We know prevention is better than a cure, so it is common sense that the best strategy to combat Covid-19 has been keeping the virus from taking hold.
But even preventive action is not isolated from the social systems it exists within. The way in which the economic, social, and health consequences of the pandemic have followed known patterns of inequality is a vivid illustration of this.
We could have predicted these unequal consequences.
I began my first gig as a research assistant more than 20 years ago, coordinating a team involved in one of the earliest Ministry of Health efforts describing the extent of social inequalities in health in Aotearoa.
The report released in 2000 detailed the unequal and patterned nature of health outcomes caused by social determinants such as income, housing, and education—and how these are shaped by where you live, and ethnicity (via institutional racism).
The NZ Deprivation Index was also new, producing compelling maps showing compounding of socioeconomic disadvantage in parts of the country.
The extent of inequality in Aotearoa was—is—all a bit surprising to many Kiwis who don’t see it or feel it in their daily lives. Many believe instead our egalitarian ideals have buffered the powerful processes of globalisation and the worst of capitalism.
But it is crystal clear the greatest harms from the pandemic have been caused by our historical neglect of these wider determinants—and the communities that suffer them. Our neglect hasn’t been through not knowing what to do, but rather forgetting that simple actions aimed at shifting population trends are rarely effective for everyone—and fraught with uncertainty and unintended consequences.
We can’t seem but help revert to perceiving things with harmful but preventable consequences for health as simple and within an individual’s control—if only they could be enlightened. But the path to “enlightenment” is complex.
The experience from numerous public health crises—not only epidemics of diseases but harmful behaviours, environments, and belief systems—have shown us time and time again that, when something spreads widely throughout populations, it becomes anything but simple to resolve.
The end of our elimination strategy signals this truth—as social complexity increases, silver-bullet solutions are not possible.
It has been fascinating to see this play out in real time, the country organising to act and stamp out the spread of a minuscule virus. Covid-19 is one of many which have existed before us, co-evolved within us and around us, and that will still be here when we are long gone.
Now with the Delta strain and the vaccination rollout in Aotearoa, we are seeing again the tail end of inequality - the tail that repeatedly reminds us trust matters, and community-led, context-specific ways are needed to engage all people and communities.
Even well-intentioned public health action frequently spends too much of the wrong kind of energy at the “top”, faltering and stalling as it gets closer to marginalised communities. Anti-smoking efforts, whilst a hard-won success story for much of the population, are still wallowing in the challenges of inequality.
It seems a shift in mindset is needed to recognise that those at the tail of a population distribution where inequality exists are deeply connected to the rest of the distribution.

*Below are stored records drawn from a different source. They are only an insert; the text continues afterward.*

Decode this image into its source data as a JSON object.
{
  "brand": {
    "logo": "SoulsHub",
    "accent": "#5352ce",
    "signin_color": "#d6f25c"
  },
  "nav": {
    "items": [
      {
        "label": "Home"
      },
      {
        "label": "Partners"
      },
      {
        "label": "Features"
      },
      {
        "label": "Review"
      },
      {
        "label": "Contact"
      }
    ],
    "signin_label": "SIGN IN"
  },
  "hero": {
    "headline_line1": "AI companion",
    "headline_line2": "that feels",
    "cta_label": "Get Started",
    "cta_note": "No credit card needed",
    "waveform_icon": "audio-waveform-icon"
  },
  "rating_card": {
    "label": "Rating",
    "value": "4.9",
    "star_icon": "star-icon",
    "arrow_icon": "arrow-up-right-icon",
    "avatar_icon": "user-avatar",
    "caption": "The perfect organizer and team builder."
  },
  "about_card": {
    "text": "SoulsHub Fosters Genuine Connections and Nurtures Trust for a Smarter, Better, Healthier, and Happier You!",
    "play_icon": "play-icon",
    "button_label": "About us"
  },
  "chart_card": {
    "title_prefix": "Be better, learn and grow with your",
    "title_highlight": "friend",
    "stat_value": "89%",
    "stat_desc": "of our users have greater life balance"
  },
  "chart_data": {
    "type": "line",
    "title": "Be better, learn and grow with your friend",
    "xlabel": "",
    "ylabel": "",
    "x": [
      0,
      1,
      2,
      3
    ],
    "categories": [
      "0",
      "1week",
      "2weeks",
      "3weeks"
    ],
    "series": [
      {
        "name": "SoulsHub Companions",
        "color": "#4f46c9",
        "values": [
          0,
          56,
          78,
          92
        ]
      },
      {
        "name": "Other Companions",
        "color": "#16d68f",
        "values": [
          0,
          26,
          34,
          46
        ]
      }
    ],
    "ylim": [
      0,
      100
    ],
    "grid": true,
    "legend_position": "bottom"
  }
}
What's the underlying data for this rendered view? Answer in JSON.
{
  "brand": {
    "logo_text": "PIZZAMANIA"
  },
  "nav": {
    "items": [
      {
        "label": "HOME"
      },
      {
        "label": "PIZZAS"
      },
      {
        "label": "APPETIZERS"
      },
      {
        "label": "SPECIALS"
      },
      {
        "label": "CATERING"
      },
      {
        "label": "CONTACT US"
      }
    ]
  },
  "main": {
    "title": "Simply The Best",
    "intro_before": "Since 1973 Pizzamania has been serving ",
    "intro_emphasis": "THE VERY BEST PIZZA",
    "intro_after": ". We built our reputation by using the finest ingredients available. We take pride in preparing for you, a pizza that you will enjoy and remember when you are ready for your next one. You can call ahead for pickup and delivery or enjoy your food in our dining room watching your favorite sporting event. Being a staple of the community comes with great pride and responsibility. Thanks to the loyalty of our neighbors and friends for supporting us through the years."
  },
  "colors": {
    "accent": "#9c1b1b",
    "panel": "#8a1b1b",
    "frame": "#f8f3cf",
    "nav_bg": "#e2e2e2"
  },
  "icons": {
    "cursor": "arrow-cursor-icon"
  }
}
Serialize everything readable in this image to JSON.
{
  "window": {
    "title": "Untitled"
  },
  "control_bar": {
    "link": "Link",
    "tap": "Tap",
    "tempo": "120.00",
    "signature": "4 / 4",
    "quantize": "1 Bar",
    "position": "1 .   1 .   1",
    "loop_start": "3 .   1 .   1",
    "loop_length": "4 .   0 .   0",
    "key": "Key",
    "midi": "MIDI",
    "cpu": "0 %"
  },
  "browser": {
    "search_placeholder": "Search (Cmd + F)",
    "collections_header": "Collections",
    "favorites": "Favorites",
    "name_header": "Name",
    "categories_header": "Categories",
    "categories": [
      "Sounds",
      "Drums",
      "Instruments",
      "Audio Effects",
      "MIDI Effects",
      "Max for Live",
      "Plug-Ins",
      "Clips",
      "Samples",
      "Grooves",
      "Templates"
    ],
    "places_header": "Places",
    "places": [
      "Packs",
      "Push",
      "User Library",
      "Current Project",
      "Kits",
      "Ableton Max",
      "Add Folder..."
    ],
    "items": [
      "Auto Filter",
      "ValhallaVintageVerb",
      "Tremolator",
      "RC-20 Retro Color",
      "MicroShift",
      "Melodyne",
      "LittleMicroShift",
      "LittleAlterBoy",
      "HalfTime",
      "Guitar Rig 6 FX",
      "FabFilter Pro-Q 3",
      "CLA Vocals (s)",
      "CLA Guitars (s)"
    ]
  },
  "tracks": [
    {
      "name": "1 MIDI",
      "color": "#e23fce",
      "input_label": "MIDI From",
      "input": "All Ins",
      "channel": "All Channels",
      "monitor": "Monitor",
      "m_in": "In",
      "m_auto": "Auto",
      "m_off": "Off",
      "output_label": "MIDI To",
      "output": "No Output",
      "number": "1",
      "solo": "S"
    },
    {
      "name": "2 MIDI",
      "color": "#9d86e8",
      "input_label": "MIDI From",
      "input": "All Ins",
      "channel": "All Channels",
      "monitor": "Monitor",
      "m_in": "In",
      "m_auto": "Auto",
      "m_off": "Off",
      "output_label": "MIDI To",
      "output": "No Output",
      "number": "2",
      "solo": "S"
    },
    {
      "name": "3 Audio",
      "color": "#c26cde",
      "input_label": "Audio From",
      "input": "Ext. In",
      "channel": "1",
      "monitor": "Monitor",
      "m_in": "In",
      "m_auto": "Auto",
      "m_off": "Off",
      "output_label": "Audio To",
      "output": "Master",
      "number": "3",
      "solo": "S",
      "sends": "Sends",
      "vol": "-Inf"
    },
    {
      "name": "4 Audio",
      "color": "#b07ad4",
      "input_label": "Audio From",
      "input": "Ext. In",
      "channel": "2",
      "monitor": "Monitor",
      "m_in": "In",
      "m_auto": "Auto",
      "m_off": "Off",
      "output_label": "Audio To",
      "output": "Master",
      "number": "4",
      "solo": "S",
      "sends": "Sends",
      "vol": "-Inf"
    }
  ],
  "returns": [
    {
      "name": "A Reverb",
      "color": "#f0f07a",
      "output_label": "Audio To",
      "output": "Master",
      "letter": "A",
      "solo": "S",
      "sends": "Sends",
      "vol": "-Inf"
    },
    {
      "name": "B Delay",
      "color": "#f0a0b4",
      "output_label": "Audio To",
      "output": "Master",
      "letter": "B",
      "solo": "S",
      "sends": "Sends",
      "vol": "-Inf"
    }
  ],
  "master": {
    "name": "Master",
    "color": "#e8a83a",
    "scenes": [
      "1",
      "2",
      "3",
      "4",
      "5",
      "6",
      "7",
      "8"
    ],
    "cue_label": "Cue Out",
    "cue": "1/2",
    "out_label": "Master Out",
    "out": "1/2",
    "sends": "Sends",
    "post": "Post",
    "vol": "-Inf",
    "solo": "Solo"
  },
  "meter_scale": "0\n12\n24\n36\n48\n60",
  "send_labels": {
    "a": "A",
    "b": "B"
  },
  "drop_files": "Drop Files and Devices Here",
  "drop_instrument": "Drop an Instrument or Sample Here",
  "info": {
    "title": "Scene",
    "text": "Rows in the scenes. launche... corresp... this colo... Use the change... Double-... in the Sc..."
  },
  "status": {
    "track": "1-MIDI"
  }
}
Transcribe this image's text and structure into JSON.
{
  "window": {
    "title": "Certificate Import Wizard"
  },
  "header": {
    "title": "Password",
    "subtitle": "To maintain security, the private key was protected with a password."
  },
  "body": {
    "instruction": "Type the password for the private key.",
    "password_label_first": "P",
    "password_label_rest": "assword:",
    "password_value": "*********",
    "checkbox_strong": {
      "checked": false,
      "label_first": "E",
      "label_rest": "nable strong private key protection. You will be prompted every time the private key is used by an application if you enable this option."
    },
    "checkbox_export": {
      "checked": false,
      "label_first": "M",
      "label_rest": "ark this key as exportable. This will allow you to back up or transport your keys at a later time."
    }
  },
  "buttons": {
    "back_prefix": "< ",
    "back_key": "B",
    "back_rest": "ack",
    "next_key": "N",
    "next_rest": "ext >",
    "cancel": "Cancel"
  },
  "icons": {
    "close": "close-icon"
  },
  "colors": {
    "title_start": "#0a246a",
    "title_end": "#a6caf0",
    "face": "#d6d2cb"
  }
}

Things that spread through populations—disease, behaviours, money, or beliefs—are driven by our social systems. These systems derive purpose and create patterns from the fabric of relationships between individuals, organisations, and sections of society—an understanding well-known in health promotion and Māori health fields where effective action on health and wellbeing is framed as relational and multi-level.
All complex systems—including social systems—consistently behave in ways where, as time frames get longer and numbers of interactions increase, the ability to predict outcomes with certainty decreases. Initial “local” conditions also have disproportionate effects. For place-based communities, this means they hold disproportionate power to effect change.
We not only want to stop detrimental diseases and artefacts spreading. We also want ways to ensure the good stuff, the stuff beneficial to health and the planet, can spread.
For this to happen, policy leadership and political “will” are necessary, but not sufficient. Their changeability over time, capture by commercial interests and tendency to reinforce polarising ideological positions, makes them vulnerable, especially in the long term. Top-down action has consistently failed inequality.
We know the best health investment is in early prevention—early in people’s lives, and locally in their lived environments. This knowledge, and our historical undervaluing of community-led, power-sharing and adaptive approaches to change, makes us culpable for how the outcomes of the pandemic are playing out.
What we needed before the pandemic is what we need now—evidence-informed policy action to strengthen local systems.
Communities need to move beyond reacting to systemic crises and instead become system influencers. And policy relationships have to overcome their counterproductive need for certainty and control.
Dr Anna Matheson is a Senior Lecturer in Health Policy in the School of Health at Te Herenga Waka—Victoria University of Wellington.